Bank of Commerce & Trust Co. v. Brown Cotton Oil Co.

The sole question on rehearing is whether the privilege of appellant Harrington is *Page 178 superior to the privilege of appellee Bank of Commerce Trust Company on the cottonseed products sequestered herein. Appellant's privilege is for four months' salary amounting to $850 earned as an employee of the Brown Cotton Oil Company, Inc. Appellee's privilege arises under negotiable warehouse receipts which it holds as pledgee to secure an indebtedness due by the Brown Cotton Oil Company, Inc.

Appellant admits that if the appellee bank had retained the original receipts his privilege would be subordinated to its privilege as pledgee. But appellant earnestly contends that because the bank exchanged the old receipts for the new receipts covering the same property, except the part which had been sold, the lien arising under the pledge of the old receipts was extinguished, thereby ranking his intervening privilege for salary above appellee's privilege as pledgee of the new receipts.

The disputed question has not been adjudicated upon by the courts of this state, and only a few cases have been presented in other jurisdictions in which a somewhat similar question has been involved.

Appellant argues the case is analogous to the cancellation of a mortgage (meaning a mortgage on real estate) and the taking of a subsequent mortgage after an intervening mortgage has acquired priority. But the suggested analogy is not quite appropriate. The essential difference in the two cases is that which exists between a mortgage and a pledge.

A real mortgage exists only on immovables, ships, steamboats, etc., while a pledge has for its object only movables, corporeal and incorporeal. The real mortgage only subjects to the right of the creditor the property on which it is imposed, without the necessity of *Page 179 his having actual possession. Under a pledge the movables subjected to it are placed in the possession of the creditor or of a third person agreed upon by the parties. Civ. Code, art.3281. And among creditors the mortgage has force only from the time of its recordation. Civ. Code, art. 3329.

The question is one of registry plus the intention of the parties. It is fundamental that parties dealing with real estate are entitled to rely entirely on the records.

When a mortgage is properly released by the holder, it is obvious that it is his intention to extinguish the obligation. And a second mortgage holder, or any other person acquiring rights on the property, has the legal right to assume that such was the intention.

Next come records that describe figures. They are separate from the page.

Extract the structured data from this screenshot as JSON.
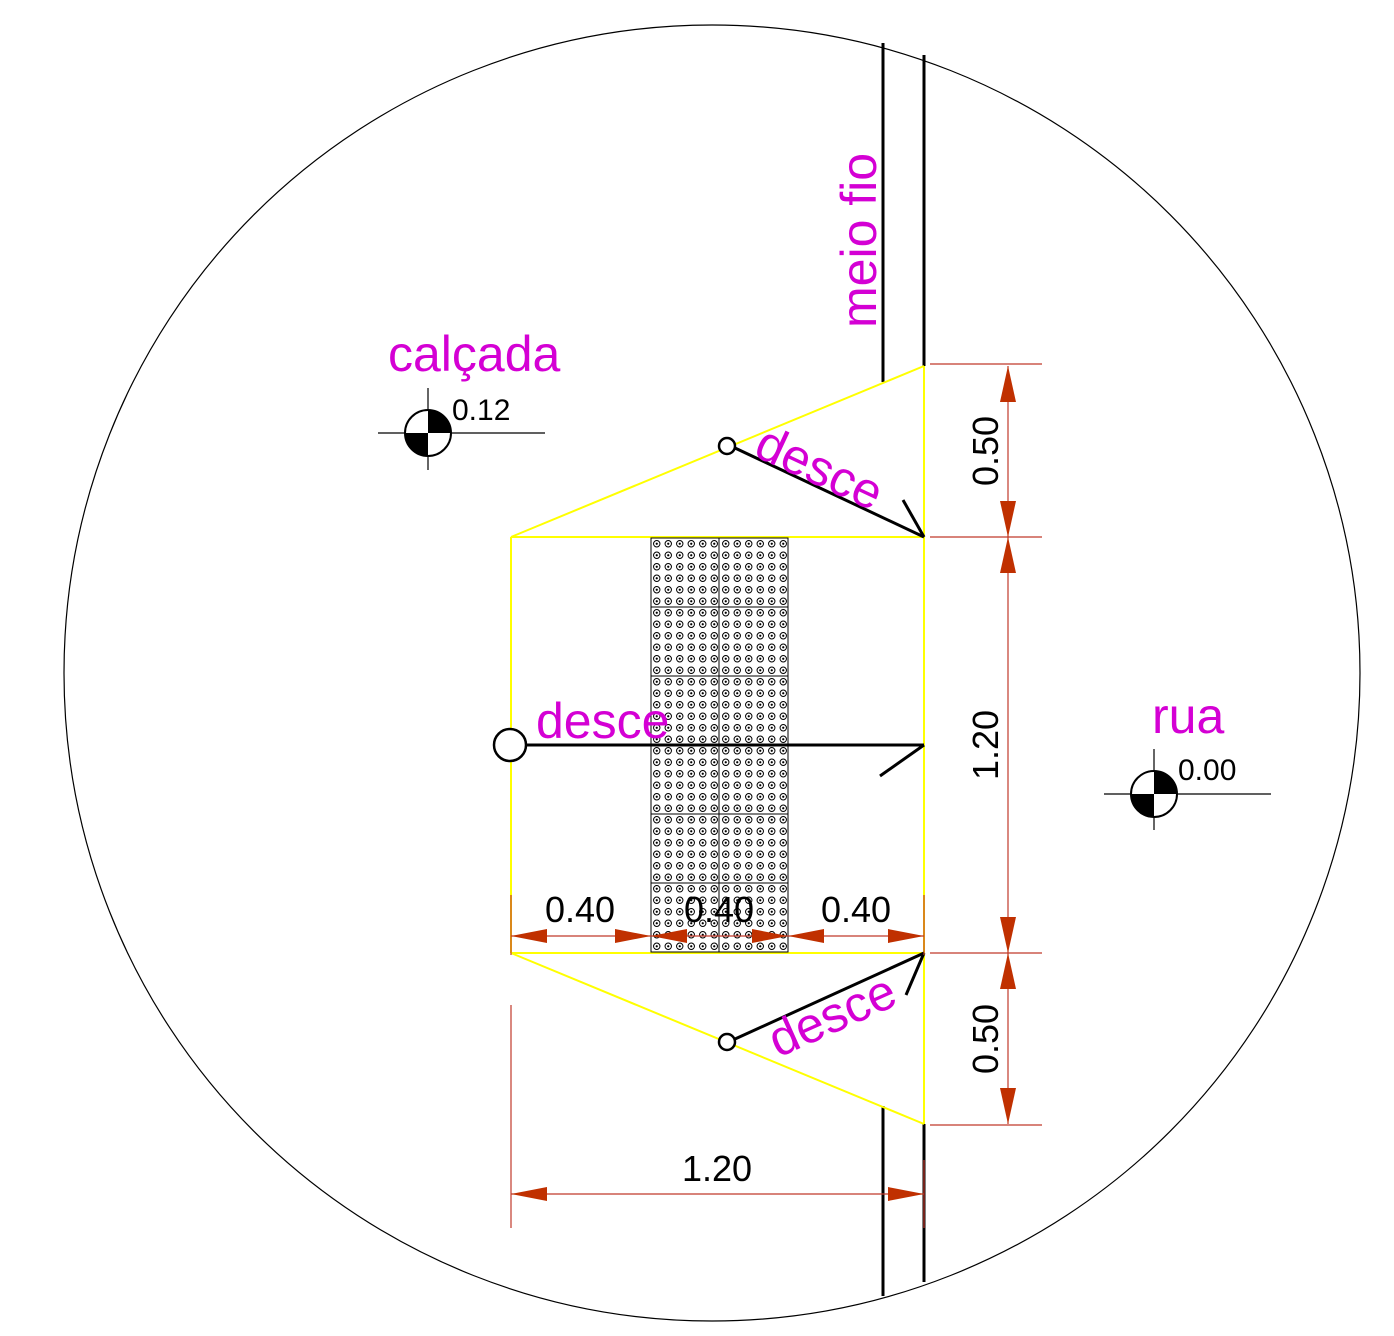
{
  "colors": {
    "label": "#d400d4",
    "ramp_outline": "#ffff00",
    "dimension": "#c0392b",
    "arrow": "#c03000",
    "line": "#000000"
  },
  "labels": {
    "meio_fio": "meio fio",
    "calcada": "calçada",
    "rua": "rua",
    "desce_top": "desce",
    "desce_mid": "desce",
    "desce_bottom": "desce"
  },
  "levels": {
    "calcada": "0.12",
    "rua": "0.00"
  },
  "dimensions": {
    "vertical": [
      "0.50",
      "1.20",
      "0.50"
    ],
    "horizontal_parts": [
      "0.40",
      "0.40",
      "0.40"
    ],
    "horizontal_total": "1.20"
  },
  "icons": {
    "level_marker": "level-marker-icon",
    "slope_origin": "circle-icon",
    "tactile_floor": "tactile-paving-pattern"
  }
}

In the present case, the appellee bank had no intention to release its rights. It never relinquished its control of the cottonseed products subjected to its pledge. There was no formal cancellation of its privilege, but a continuity of privilege on the goods evidenced by a different or new piece of paper. And there is no conflict between the receipts. One certifies that on a certain date the warehouseman holds certain property for account of a particular party. The other certifies that on a later date the warehouseman holds the same property, less that which had been disposed of, for the same party. Therefore, it is obvious it was the clear intention of the parties that the substitution was merely for convenience in handling the certificates. And the privilege was a continuous one which was never released either expressly or impliedly.

This view of the case is supported by the decision of the Court of Appeals of the State of New York in the case of N.Y. Security Trust Co. v. Lipman, 157 N.Y. 551, 52 N.E. 595, wherein it was expressly held that the lien of a pledgee of negotiable warehouse receipts *Page 180 in the name of the pledgor is not affected by their exchange for a single receipt covering the same property in the name of the pledgee.

Appellant cites in support of his contention Doherty v. Merchant's National Bank, 52 S.W. 832, 21. Ky. Law Rep. 628; Roche v. Crigler, 67 S.W. 273, 23 Ky. Law Rep. 2378; Boas v. De Pue Warehouse Co., 69 Cal. App. 246, 230 P. 980. But neither of these cases is authority against the claim of tracing back asserted by the appellee bank.

In Doherty v. Merchant's National Bank, the bank surrendered its old receipts and took new receipts as security for a loan. The old receipts were subsequently fraudulently reissued to other parties. In these circumstances, the court held the lien of the bank under the exchange of the receipts to be good.

In Roche v. Crigler, the court found a deficiency of proof of the delivery of either the old or the new receipts to the party who attempted to trace back to the original receipts. This was the real ground of the decision in favor of the holder of the intervening receipts.

In Boas v. De Pue Warehouse Co., the dispute was over nonnegotiable warehouse receipts.

Nor so far as we have been able to find is there any conflict between our views and the provisions of the Uniform Warehouse Receipts Act (Act No. 221 of 1908). Section 12 of the statute is not regulatory of the rights of parties asserting conflicting privileges under warehouse receipts. Its declared purpose is to impose upon the warehouseman, under penalty of being responsible for the omission, the duty of canceling or marking on negotiable receipts all goods covered thereby which are withdrawn from his custody. *Page 181

For the reasons assigned, our former decree is reinstated and made the final decree in this case.